3. Il ressort des énonciations claires de l'article 1er de l'arrêté du 27 octobre 2021 relatives à la dérogation aux interdictions portant sur la loutre d'Europe, laquelle figure sur la liste, fixée par l'arrêté interministériel du 9 juillet 1999, des espèces de vertébrés protégées menacées d'extinction, que l'arrêté contesté a pour objet d'accorder une dérogation à l'interdiction de perturbation intentionnelle de ce mammifère, dans la limite de cinq spécimens, à l'exclusion de toute dérogation aux interdictions de destruction et de capture. Si l'article 1er de l'arrêté comprend une mention, ne visant aucune espèce précise, selon laquelle " la dérogation " intègre également, en vue d'éviter leur destruction pendant la phase du chantier, la capture et le transfert de spécimens coincés dans l'emprise des travaux, celle-ci ne peut être regardée comme s'appliquant à la loutre d'Europe, dont la destruction et la capture sont interdites en vertu de l'article L. 411-1 du code de l'environnement. Dès lors, le préfet de l'Hérault était compétent pour signer l'arrêté du 27 octobre 2021, en application des dispositions précitées de l'article R. 411-6 du code de l'environnement.

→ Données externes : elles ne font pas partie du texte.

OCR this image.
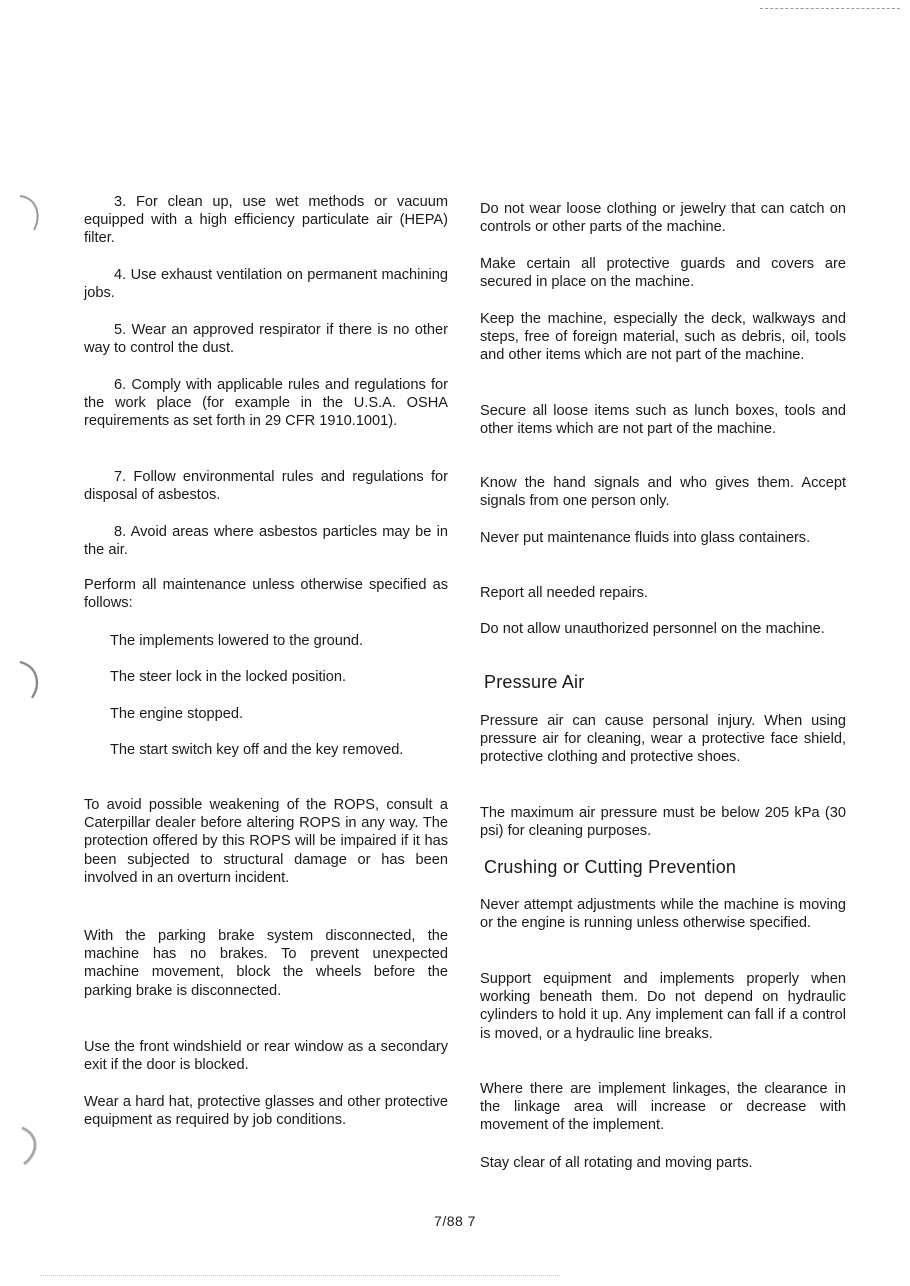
3. For clean up, use wet methods or vacuum equipped with a high efficiency particulate air (HEPA) filter.

4. Use exhaust ventilation on permanent machining jobs.

5. Wear an approved respirator if there is no other way to control the dust.

6. Comply with applicable rules and regulations for the work place (for example in the U.S.A. OSHA requirements as set forth in 29 CFR 1910.1001).

7. Follow environmental rules and regulations for disposal of asbestos.

8. Avoid areas where asbestos particles may be in the air.

Perform all maintenance unless otherwise specified as follows:

The implements lowered to the ground.

The steer lock in the locked position.

The engine stopped.

The start switch key off and the key removed.

To avoid possible weakening of the ROPS, consult a Caterpillar dealer before altering ROPS in any way. The protection offered by this ROPS will be impaired if it has been subjected to structural damage or has been involved in an overturn incident.

With the parking brake system disconnected, the machine has no brakes. To prevent unexpected machine movement, block the wheels before the parking brake is disconnected.

Use the front windshield or rear window as a secondary exit if the door is blocked.

Wear a hard hat, protective glasses and other protective equipment as required by job conditions.

Do not wear loose clothing or jewelry that can catch on controls or other parts of the machine.

Make certain all protective guards and covers are secured in place on the machine.

Keep the machine, especially the deck, walkways and steps, free of foreign material, such as debris, oil, tools and other items which are not part of the machine.

Secure all loose items such as lunch boxes, tools and other items which are not part of the machine.

Know the hand signals and who gives them. Accept signals from one person only.

Never put maintenance fluids into glass containers.

Report all needed repairs.

Do not allow unauthorized personnel on the machine.

Pressure Air

Pressure air can cause personal injury. When using pressure air for cleaning, wear a protective face shield, protective clothing and protective shoes.

The maximum air pressure must be below 205 kPa (30 psi) for cleaning purposes.

Crushing or Cutting Prevention

Never attempt adjustments while the machine is moving or the engine is running unless otherwise specified.

Support equipment and implements properly when working beneath them. Do not depend on hydraulic cylinders to hold it up. Any implement can fall if a control is moved, or a hydraulic line breaks.

Where there are implement linkages, the clearance in the linkage area will increase or decrease with movement of the implement.

Stay clear of all rotating and moving parts.

7/88 7
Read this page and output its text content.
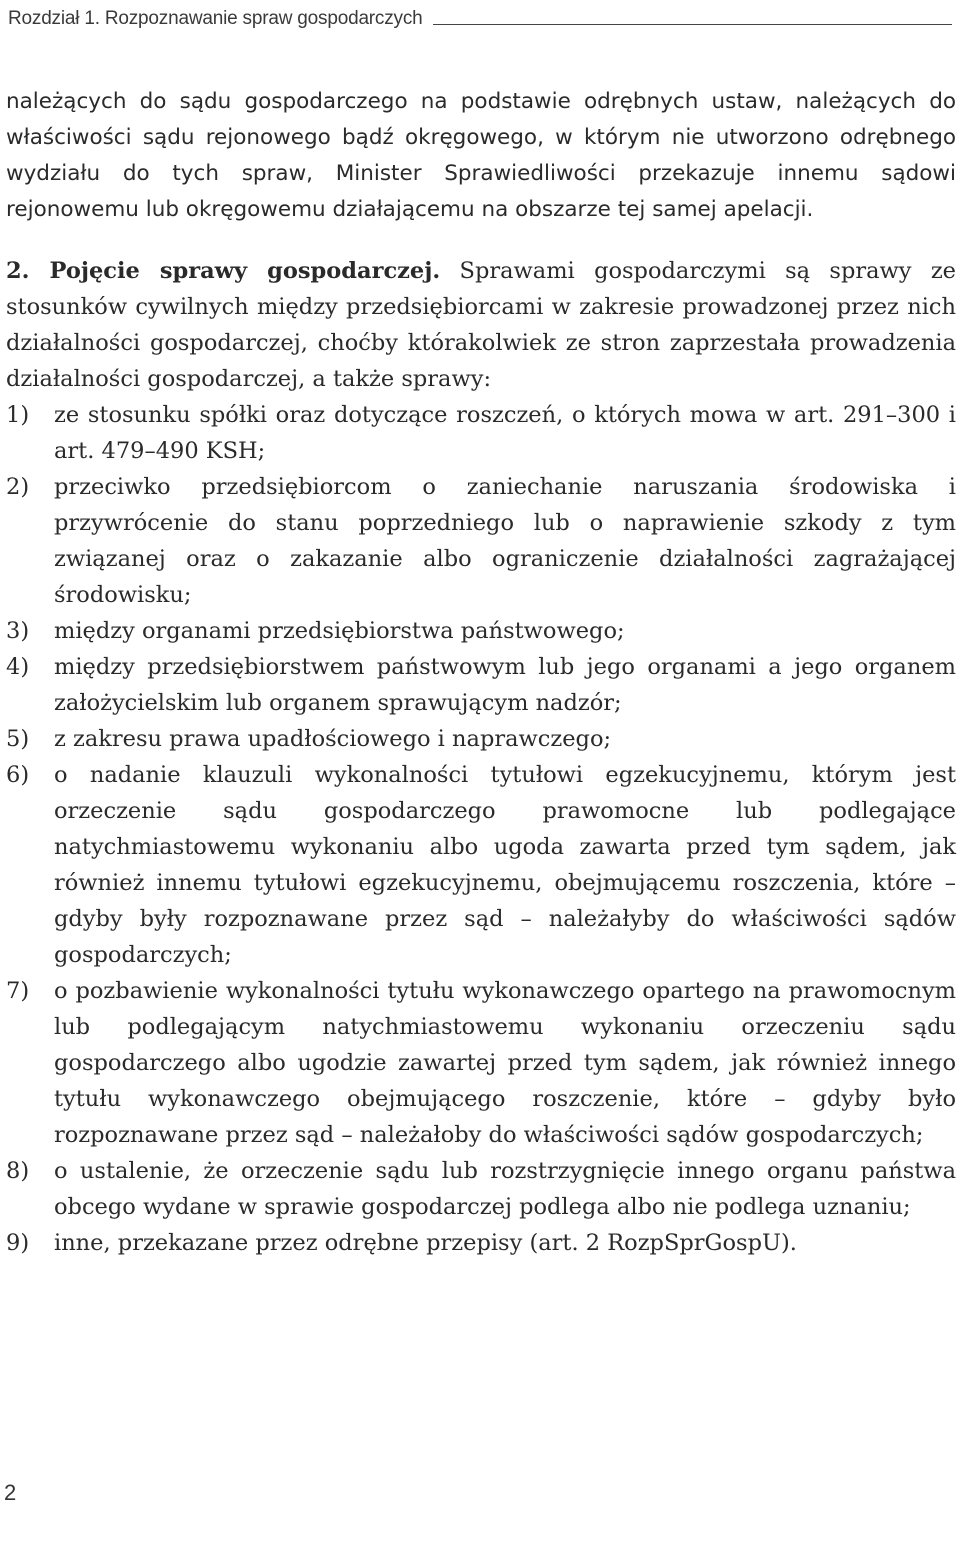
Rozdział 1. Rozpoznawanie spraw gospodarczych

należących do sądu gospodarczego na podstawie odrębnych ustaw, należących do właściwości sądu rejonowego bądź okręgowego, w którym nie utworzono odrębnego wydziału do tych spraw, Minister Sprawiedliwości przekazuje innemu sądowi rejonowemu lub okręgowemu działającemu na obszarze tej samej apelacji.

2. Pojęcie sprawy gospodarczej. Sprawami gospodarczymi są sprawy ze stosunków cywilnych między przedsiębiorcami w zakresie prowadzonej przez nich działalności gospodarczej, choćby którakolwiek ze stron zaprzestała prowadzenia działalności gospodarczej, a także sprawy:

1) ze stosunku spółki oraz dotyczące roszczeń, o których mowa w art. 291–300 i art. 479–490 KSH;
2) przeciwko przedsiębiorcom o zaniechanie naruszania środowiska i przywrócenie do stanu poprzedniego lub o naprawienie szkody z tym związanej oraz o zakazanie albo ograniczenie działalności zagrażającej środowisku;
3) między organami przedsiębiorstwa państwowego;
4) między przedsiębiorstwem państwowym lub jego organami a jego organem założycielskim lub organem sprawującym nadzór;
5) z zakresu prawa upadłościowego i naprawczego;
6) o nadanie klauzuli wykonalności tytułowi egzekucyjnemu, którym jest orzeczenie sądu gospodarczego prawomocne lub podlegające natychmiastowemu wykonaniu albo ugoda zawarta przed tym sądem, jak również innemu tytułowi egzekucyjnemu, obejmującemu roszczenia, które – gdyby były rozpoznawane przez sąd – należałyby do właściwości sądów gospodarczych;
7) o pozbawienie wykonalności tytułu wykonawczego opartego na prawomocnym lub podlegającym natychmiastowemu wykonaniu orzeczeniu sądu gospodarczego albo ugodzie zawartej przed tym sądem, jak również innego tytułu wykonawczego obejmującego roszczenie, które – gdyby było rozpoznawane przez sąd – należałoby do właściwości sądów gospodarczych;
8) o ustalenie, że orzeczenie sądu lub rozstrzygnięcie innego organu państwa obcego wydane w sprawie gospodarczej podlega albo nie podlega uznaniu;
9) inne, przekazane przez odrębne przepisy (art. 2 RozpSprGospU).
2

4. Par un arrêté n° 2021-I-809 du 19 juillet 2021, régulièrement publié au recueil spécial n° 106 du 19 juillet 2021, le préfet de l'Hérault a accordé à M. Thierry Laurent, secrétaire général de la préfecture de l'Hérault, une délégation à l'effet de signer " tous actes, arrêtés, décisions () relevant des attributions de l'Etat dans le département de l'Hérault ". M. A était ainsi habilité à signer l'arrêté du 27 octobre 2021 au nom du préfet de l'Hérault.
5. En second lieu, aux termes de l'article L. 211-2 du code des relations entre le public et l'administration : " Les personnes physiques ou morales ont le droit d'être informées sans délai des motifs des décisions administratives individuelles défavorables qui les concernent () ". Aux termes de l'article L. 211-3 du même code : " Doivent également être motivées les décisions administratives individuelles qui dérogent aux règles générales fixées par la loi ou le règlement ". L'article L. 211-5 du même code précise que : " La motivation exigée par la présente loi doit être écrite et comporter l'énoncé des considérations de droit et de fait qui constituent le fondement de la décision ".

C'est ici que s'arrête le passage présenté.